The woods are something of a curiosity. While they may look ancient, they were actually planted after 1815 by Thomas Dyke Acland, the estate owner, with a block being seeded to commemorate the birth of each of his eight children – you wonder which came first, the plan to plant a very large wood or to have a very large family. The Aclands were an interesting clan. They were pretty enlightened landowners and reformers for their era, building the houses of Selworthy for their estate workers, before handing over the land to the Trust in 1944.

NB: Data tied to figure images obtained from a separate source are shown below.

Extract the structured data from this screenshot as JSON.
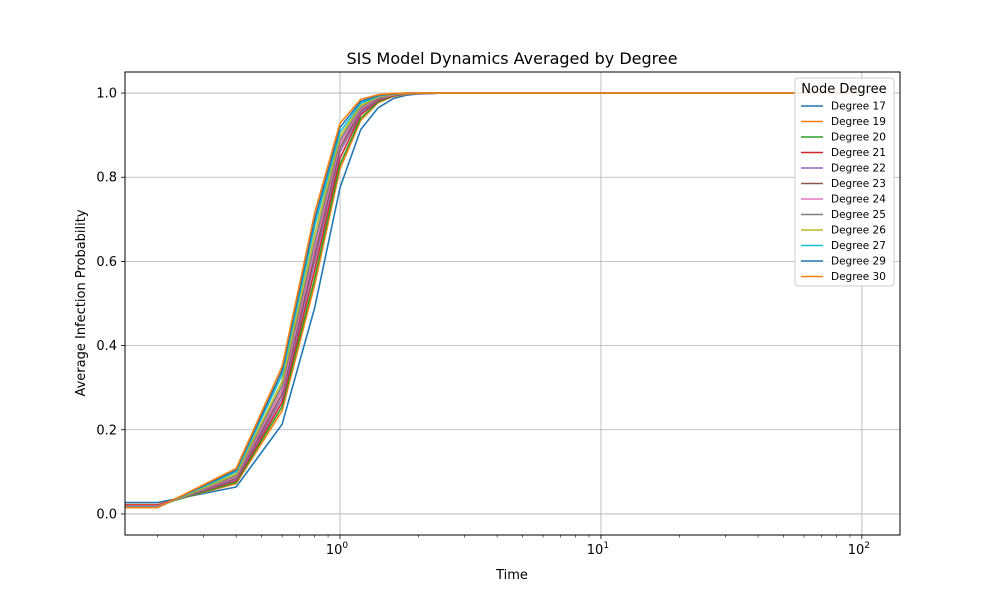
{
  "chart_data": {
    "type": "line",
    "title": "SIS Model Dynamics Averaged by Degree",
    "xlabel": "Time",
    "ylabel": "Average Infection Probability",
    "xscale": "log",
    "xlim": [
      0.15,
      140
    ],
    "ylim": [
      -0.05,
      1.05
    ],
    "x_ticks": [
      1,
      10,
      100
    ],
    "x_tick_labels": [
      {
        "base": "10",
        "exp": "0"
      },
      {
        "base": "10",
        "exp": "1"
      },
      {
        "base": "10",
        "exp": "2"
      }
    ],
    "y_ticks": [
      0.0,
      0.2,
      0.4,
      0.6,
      0.8,
      1.0
    ],
    "y_tick_labels": [
      "0.0",
      "0.2",
      "0.4",
      "0.6",
      "0.8",
      "1.0"
    ],
    "grid": true,
    "legend": {
      "title": "Node Degree",
      "position": "top-right"
    },
    "x": [
      0.1,
      0.2,
      0.4,
      0.6,
      0.8,
      1.0,
      1.2,
      1.4,
      1.6,
      1.8,
      2.0,
      2.5,
      3.0,
      5.0,
      10,
      20,
      50,
      100
    ],
    "series": [
      {
        "name": "Degree 17",
        "color": "#1f77b4",
        "values": [
          0.027,
          0.027,
          0.064,
          0.213,
          0.49,
          0.775,
          0.913,
          0.965,
          0.987,
          0.995,
          0.998,
          1.0,
          1.0,
          1.0,
          1.0,
          1.0,
          1.0,
          1.0
        ]
      },
      {
        "name": "Degree 19",
        "color": "#ff7f0e",
        "values": [
          0.022,
          0.022,
          0.072,
          0.245,
          0.545,
          0.82,
          0.935,
          0.977,
          0.992,
          0.997,
          0.999,
          1.0,
          1.0,
          1.0,
          1.0,
          1.0,
          1.0,
          1.0
        ]
      },
      {
        "name": "Degree 20",
        "color": "#2ca02c",
        "values": [
          0.02,
          0.02,
          0.075,
          0.255,
          0.56,
          0.83,
          0.94,
          0.979,
          0.993,
          0.998,
          0.999,
          1.0,
          1.0,
          1.0,
          1.0,
          1.0,
          1.0,
          1.0
        ]
      },
      {
        "name": "Degree 21",
        "color": "#d62728",
        "values": [
          0.021,
          0.021,
          0.079,
          0.265,
          0.58,
          0.845,
          0.948,
          0.982,
          0.994,
          0.998,
          0.999,
          1.0,
          1.0,
          1.0,
          1.0,
          1.0,
          1.0,
          1.0
        ]
      },
      {
        "name": "Degree 22",
        "color": "#9467bd",
        "values": [
          0.019,
          0.019,
          0.082,
          0.275,
          0.6,
          0.86,
          0.953,
          0.984,
          0.995,
          0.998,
          0.999,
          1.0,
          1.0,
          1.0,
          1.0,
          1.0,
          1.0,
          1.0
        ]
      },
      {
        "name": "Degree 23",
        "color": "#8c564b",
        "values": [
          0.018,
          0.018,
          0.085,
          0.285,
          0.615,
          0.87,
          0.958,
          0.986,
          0.996,
          0.999,
          1.0,
          1.0,
          1.0,
          1.0,
          1.0,
          1.0,
          1.0,
          1.0
        ]
      },
      {
        "name": "Degree 24",
        "color": "#e377c2",
        "values": [
          0.018,
          0.018,
          0.088,
          0.295,
          0.63,
          0.88,
          0.962,
          0.988,
          0.996,
          0.999,
          1.0,
          1.0,
          1.0,
          1.0,
          1.0,
          1.0,
          1.0,
          1.0
        ]
      },
      {
        "name": "Degree 25",
        "color": "#7f7f7f",
        "values": [
          0.017,
          0.017,
          0.091,
          0.305,
          0.645,
          0.888,
          0.966,
          0.989,
          0.997,
          0.999,
          1.0,
          1.0,
          1.0,
          1.0,
          1.0,
          1.0,
          1.0,
          1.0
        ]
      },
      {
        "name": "Degree 26",
        "color": "#bcbd22",
        "values": [
          0.016,
          0.016,
          0.095,
          0.315,
          0.665,
          0.897,
          0.97,
          0.991,
          0.997,
          0.999,
          1.0,
          1.0,
          1.0,
          1.0,
          1.0,
          1.0,
          1.0,
          1.0
        ]
      },
      {
        "name": "Degree 27",
        "color": "#17becf",
        "values": [
          0.016,
          0.016,
          0.1,
          0.33,
          0.685,
          0.907,
          0.975,
          0.993,
          0.998,
          1.0,
          1.0,
          1.0,
          1.0,
          1.0,
          1.0,
          1.0,
          1.0,
          1.0
        ]
      },
      {
        "name": "Degree 29",
        "color": "#1f77b4",
        "values": [
          0.015,
          0.015,
          0.104,
          0.34,
          0.7,
          0.918,
          0.98,
          0.994,
          0.998,
          1.0,
          1.0,
          1.0,
          1.0,
          1.0,
          1.0,
          1.0,
          1.0,
          1.0
        ]
      },
      {
        "name": "Degree 30",
        "color": "#ff7f0e",
        "values": [
          0.015,
          0.015,
          0.108,
          0.35,
          0.715,
          0.928,
          0.985,
          0.996,
          0.999,
          1.0,
          1.0,
          1.0,
          1.0,
          1.0,
          1.0,
          1.0,
          1.0,
          1.0
        ]
      }
    ]
  }
}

The woodland leads up to Selworthy Beacon, the modest summit on top of an area of rare western maritime heath. Although you are a mere 310 metres above sea level, the soaring, swooping nature of Exmoor's landscape – it's also unusual to see the sea from moorland in the UK – gives the impression of being much higher. Skylarks lurch upwards from the gorse and bell heather and the views on a fine day are really quite special. To the south-west is Dunkery Beacon, the highest point on Exmoor. Steep wooded valleys with little villages tucked away in their folds emerge abruptly on the plateau. To the west, a row of headlands line up for inspection, a flat shoreline huddled tightly against their base, where west Somerset merges into north Devon. With binoculars, you may pick out red deer on the contours below the beacon. The sky was clear, but I've also been here when a wonderful low sea mist has flooded the valley below. It's magical: the mist is far below, low enough that you can see right across the Bristol Channel to South Wales; it even lends an improbable serene beauty to the chimney stacks of the steelworks at Port Talbot, making them look like the emerald city from The Wizard of Oz.
I picked up the coastal path, dropping steeply down Hurlstone Combe to Bossington's magnificent pebble beach, the centre of a wonderful amphitheatre of cliffs. I picked my way across here slowly, before settling down, or perching, on the uncomfortable stones. A storm in 1996 breached the shingle ridge here and conventional wisdom suggested reinforcing the beach. Instead, the Trust argued that, in the context of inexorable rising sea level and climate change, it made more sense to let the area go, and let the sea have its way. A large spring tide in 2008 did the trick, surging inland and lapping up against the limekilns. The result is a saltmarsh, a valuable habitat that attracts little egrets, lapwings and oystercatchers.
The path inland wound back towards Allerford, passing the picturesque hamlet of Bossington. My visit ended in twilight, with a clear sky above. There's no village lighting and the stars quickly emerged, framed by the huge semi-circular silhouette of the hills. The temperature dropped, too.
Exmoor may look cosy but it's a raw, elemental place at heart.
Distance: Eight miles.
Time: Three hours.
Map: Exmoor Outdoor Leisure 9.
Start at Allerford, follow contour paths up to Selworthy church and signpostsn to Selworthy Beacon. Head for Bossington Hill and drop down via the coast path and Hurlstone Point to Bossington Beach. Walk along the beach to cross the River Aller and return to Allerford via Bossington.